You must be able to solve the following ODEs.
You should be able to immediately write down the general solution
in each case:
First order: exponential decay
ODE
\frac{\td Y}{\td t} = -\mu Y
Solution
Y (t) = A \ee ^ {-\mu t}
Second order: trigonometric
ODE
\frac{\td^2 Y}{{\td x}^2} = -\lambda^2 Y
Solution
Y (x) = A \cos (\lambda x) + B \sin (\lambda x)
Note that \cos is an even function and \sin is an odd function:
If Y is zero at x = 0, you only want \sin
If Y has zero slope at x = 0, you only want \cos.
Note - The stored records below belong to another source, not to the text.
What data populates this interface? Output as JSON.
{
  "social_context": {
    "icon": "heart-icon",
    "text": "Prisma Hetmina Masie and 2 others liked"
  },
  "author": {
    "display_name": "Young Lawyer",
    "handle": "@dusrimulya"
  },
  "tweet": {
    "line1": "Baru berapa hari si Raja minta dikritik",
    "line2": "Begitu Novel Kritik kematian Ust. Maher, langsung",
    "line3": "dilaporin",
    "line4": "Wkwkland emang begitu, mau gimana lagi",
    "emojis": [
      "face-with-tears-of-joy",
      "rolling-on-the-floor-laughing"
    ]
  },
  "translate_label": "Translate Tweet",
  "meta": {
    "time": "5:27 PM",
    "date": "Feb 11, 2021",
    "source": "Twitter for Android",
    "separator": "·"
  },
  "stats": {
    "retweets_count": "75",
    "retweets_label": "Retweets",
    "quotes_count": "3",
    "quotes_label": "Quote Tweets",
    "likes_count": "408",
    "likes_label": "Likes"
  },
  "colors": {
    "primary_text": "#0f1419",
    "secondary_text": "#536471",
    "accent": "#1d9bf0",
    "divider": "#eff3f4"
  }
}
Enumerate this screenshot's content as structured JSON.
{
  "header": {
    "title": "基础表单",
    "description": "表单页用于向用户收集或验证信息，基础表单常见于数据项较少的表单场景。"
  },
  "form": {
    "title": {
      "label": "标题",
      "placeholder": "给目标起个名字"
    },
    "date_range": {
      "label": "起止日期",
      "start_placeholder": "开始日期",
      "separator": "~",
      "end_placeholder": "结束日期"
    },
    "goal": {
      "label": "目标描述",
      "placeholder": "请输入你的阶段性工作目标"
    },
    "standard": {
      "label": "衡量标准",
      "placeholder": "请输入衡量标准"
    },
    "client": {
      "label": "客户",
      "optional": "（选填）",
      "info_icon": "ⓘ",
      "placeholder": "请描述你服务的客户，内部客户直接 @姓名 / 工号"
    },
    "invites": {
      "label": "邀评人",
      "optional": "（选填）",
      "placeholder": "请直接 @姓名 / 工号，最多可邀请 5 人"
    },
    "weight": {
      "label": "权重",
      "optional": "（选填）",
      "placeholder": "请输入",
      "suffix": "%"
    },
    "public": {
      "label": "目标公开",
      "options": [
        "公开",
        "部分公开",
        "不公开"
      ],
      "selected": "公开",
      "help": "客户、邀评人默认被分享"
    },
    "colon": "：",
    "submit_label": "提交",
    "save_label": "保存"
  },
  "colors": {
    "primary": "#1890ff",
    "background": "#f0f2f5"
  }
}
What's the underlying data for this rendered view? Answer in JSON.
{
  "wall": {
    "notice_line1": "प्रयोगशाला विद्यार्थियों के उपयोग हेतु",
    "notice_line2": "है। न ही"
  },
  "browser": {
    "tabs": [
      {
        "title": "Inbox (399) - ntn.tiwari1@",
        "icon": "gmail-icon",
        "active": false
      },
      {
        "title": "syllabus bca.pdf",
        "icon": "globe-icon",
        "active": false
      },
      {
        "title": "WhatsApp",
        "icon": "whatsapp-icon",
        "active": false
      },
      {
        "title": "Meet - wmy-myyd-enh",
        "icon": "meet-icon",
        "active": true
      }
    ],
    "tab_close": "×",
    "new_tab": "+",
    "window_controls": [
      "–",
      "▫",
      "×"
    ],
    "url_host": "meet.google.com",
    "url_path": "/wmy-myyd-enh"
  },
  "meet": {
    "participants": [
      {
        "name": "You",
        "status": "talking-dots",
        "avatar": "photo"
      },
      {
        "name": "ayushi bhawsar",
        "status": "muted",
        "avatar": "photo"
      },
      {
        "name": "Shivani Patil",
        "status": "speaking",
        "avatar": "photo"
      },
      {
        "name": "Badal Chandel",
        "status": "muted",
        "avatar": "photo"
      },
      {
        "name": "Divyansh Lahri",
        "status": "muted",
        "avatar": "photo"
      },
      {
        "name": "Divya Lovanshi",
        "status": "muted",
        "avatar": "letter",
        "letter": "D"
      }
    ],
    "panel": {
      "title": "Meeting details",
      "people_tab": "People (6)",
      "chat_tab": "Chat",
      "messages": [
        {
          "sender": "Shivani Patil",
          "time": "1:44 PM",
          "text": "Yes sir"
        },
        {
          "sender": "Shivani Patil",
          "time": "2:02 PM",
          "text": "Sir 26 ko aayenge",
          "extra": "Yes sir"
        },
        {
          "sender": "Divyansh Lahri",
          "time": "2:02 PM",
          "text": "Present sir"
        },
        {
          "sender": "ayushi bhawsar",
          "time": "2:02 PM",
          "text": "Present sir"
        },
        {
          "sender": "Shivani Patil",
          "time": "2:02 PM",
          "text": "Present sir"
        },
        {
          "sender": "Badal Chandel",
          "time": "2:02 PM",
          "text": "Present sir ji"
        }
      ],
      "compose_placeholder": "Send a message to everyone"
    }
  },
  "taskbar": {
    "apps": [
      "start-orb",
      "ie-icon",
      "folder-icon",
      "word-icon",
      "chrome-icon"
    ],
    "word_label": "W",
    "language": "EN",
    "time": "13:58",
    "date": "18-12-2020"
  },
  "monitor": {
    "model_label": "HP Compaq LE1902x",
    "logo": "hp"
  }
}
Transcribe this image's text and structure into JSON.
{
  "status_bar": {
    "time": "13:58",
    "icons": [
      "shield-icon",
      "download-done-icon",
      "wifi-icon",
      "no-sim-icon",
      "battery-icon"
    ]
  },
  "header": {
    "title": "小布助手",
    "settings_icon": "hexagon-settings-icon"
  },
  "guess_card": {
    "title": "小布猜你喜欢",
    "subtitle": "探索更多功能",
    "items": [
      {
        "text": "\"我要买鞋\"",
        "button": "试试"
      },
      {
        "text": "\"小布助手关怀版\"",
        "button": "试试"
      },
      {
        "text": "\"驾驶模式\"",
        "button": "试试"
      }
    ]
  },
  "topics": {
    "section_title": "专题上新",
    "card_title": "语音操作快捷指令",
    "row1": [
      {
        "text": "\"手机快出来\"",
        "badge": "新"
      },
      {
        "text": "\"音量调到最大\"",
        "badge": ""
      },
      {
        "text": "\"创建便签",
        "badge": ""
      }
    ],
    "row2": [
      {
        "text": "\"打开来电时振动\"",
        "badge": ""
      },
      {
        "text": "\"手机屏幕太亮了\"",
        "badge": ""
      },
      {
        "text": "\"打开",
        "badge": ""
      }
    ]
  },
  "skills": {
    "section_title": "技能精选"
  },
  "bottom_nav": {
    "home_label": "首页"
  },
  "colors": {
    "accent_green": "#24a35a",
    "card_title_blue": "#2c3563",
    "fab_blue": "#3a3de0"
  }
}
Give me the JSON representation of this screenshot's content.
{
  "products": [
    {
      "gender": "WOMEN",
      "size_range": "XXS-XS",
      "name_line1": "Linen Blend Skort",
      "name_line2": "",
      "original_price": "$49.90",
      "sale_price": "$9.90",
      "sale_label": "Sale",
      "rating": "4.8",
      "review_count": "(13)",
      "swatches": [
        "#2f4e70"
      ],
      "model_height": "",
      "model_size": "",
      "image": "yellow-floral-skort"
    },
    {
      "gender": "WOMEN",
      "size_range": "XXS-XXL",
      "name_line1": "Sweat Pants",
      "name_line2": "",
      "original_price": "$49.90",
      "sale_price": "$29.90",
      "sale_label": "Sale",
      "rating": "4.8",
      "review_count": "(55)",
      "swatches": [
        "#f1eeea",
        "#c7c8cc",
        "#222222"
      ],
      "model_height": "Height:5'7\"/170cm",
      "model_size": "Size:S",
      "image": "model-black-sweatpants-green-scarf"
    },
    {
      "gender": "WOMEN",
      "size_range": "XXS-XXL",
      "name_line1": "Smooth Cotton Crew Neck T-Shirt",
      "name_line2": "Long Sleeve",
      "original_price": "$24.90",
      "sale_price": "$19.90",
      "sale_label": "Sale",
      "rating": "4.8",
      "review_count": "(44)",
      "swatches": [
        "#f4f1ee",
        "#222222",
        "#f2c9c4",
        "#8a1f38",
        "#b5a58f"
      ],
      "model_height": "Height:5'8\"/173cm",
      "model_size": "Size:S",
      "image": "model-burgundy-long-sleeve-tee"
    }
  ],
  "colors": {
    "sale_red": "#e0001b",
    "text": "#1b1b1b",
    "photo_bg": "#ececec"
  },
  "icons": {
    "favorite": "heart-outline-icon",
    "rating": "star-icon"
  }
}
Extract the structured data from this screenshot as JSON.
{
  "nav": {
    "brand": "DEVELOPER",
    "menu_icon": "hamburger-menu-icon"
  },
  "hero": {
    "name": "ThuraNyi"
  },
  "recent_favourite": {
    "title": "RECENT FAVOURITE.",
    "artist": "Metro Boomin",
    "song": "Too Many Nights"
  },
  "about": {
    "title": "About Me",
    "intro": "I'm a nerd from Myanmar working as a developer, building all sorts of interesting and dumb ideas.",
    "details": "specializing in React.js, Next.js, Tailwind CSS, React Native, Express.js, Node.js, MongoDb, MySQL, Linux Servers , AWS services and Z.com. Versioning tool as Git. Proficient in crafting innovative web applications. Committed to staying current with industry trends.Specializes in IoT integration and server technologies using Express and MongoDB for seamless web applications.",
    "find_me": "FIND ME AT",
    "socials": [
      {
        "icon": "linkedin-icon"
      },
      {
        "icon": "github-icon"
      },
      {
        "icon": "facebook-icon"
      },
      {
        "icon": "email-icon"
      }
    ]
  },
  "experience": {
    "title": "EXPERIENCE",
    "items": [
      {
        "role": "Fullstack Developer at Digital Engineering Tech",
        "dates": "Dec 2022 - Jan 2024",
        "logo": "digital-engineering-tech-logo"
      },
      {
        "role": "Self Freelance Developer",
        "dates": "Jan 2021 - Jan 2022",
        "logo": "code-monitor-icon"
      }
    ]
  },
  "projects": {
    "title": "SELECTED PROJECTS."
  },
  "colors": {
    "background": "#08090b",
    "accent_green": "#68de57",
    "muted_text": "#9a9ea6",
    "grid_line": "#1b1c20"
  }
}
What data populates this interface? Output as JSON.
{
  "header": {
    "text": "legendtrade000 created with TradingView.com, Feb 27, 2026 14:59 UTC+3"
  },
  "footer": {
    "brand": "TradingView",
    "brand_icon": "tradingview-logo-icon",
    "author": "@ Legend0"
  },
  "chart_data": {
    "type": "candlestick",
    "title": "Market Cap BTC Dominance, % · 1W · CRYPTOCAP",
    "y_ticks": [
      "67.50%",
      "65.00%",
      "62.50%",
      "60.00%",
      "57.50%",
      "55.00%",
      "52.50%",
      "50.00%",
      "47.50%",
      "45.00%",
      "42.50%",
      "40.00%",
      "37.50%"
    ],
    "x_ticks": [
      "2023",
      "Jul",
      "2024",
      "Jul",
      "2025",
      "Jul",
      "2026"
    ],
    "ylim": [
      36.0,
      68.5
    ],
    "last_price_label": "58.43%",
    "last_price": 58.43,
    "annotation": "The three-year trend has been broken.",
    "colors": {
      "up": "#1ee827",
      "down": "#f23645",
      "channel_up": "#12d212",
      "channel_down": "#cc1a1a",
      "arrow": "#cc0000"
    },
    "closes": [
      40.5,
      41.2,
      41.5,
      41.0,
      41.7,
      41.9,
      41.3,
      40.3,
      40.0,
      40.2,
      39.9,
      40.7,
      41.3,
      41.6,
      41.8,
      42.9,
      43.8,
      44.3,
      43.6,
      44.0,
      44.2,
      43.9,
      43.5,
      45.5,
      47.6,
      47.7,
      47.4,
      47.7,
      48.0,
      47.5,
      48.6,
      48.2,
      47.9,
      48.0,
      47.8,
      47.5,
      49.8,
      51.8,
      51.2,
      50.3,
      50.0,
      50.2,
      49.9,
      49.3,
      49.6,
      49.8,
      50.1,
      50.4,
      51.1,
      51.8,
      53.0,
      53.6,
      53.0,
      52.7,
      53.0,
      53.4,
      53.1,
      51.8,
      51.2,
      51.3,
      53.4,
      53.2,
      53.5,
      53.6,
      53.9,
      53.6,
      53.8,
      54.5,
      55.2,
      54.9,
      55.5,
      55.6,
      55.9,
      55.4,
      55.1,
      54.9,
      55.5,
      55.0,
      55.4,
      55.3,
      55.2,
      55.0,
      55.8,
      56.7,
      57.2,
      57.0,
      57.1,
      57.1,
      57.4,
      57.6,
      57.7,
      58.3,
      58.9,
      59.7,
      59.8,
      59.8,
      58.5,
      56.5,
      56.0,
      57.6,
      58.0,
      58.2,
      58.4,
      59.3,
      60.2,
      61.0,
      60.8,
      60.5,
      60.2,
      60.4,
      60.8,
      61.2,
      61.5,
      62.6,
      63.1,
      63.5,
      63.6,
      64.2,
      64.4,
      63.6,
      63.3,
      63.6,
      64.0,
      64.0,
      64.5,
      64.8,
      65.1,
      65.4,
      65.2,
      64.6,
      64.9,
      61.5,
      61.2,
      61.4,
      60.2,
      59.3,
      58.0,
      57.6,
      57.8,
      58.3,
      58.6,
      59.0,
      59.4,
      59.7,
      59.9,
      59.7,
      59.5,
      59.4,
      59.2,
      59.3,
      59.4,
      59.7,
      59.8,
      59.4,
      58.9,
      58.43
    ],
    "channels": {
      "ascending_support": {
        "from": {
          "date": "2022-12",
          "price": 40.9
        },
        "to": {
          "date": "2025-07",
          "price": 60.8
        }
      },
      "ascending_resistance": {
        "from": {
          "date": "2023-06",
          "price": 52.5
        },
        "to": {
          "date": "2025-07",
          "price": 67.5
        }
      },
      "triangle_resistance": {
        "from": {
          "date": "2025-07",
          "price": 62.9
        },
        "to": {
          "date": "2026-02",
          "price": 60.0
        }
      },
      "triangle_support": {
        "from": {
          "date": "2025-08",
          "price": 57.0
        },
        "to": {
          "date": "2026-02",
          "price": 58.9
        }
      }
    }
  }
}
Second order: hyperbolic (or exponential)
ODE
\frac{\td^2 Y}{{\td x}^2} = +\lambda^2 Y
Solution
Y (x) = A \cosh (\lambda x) + B \sinh (\lambda x)
OR
Y (x) = C \ee^ {\lambda x} + D \ee ^ {-\lambda x}
When solving boundary value problems,
the first form with the hyperbolic functions\cosh and \sinh
is much nicer to work with
because \cosh is an even function and \sinh is an odd function:
If Y is zero at x = 0, you only want \sinh
If Y has zero slope at x = 0, you only want \cosh.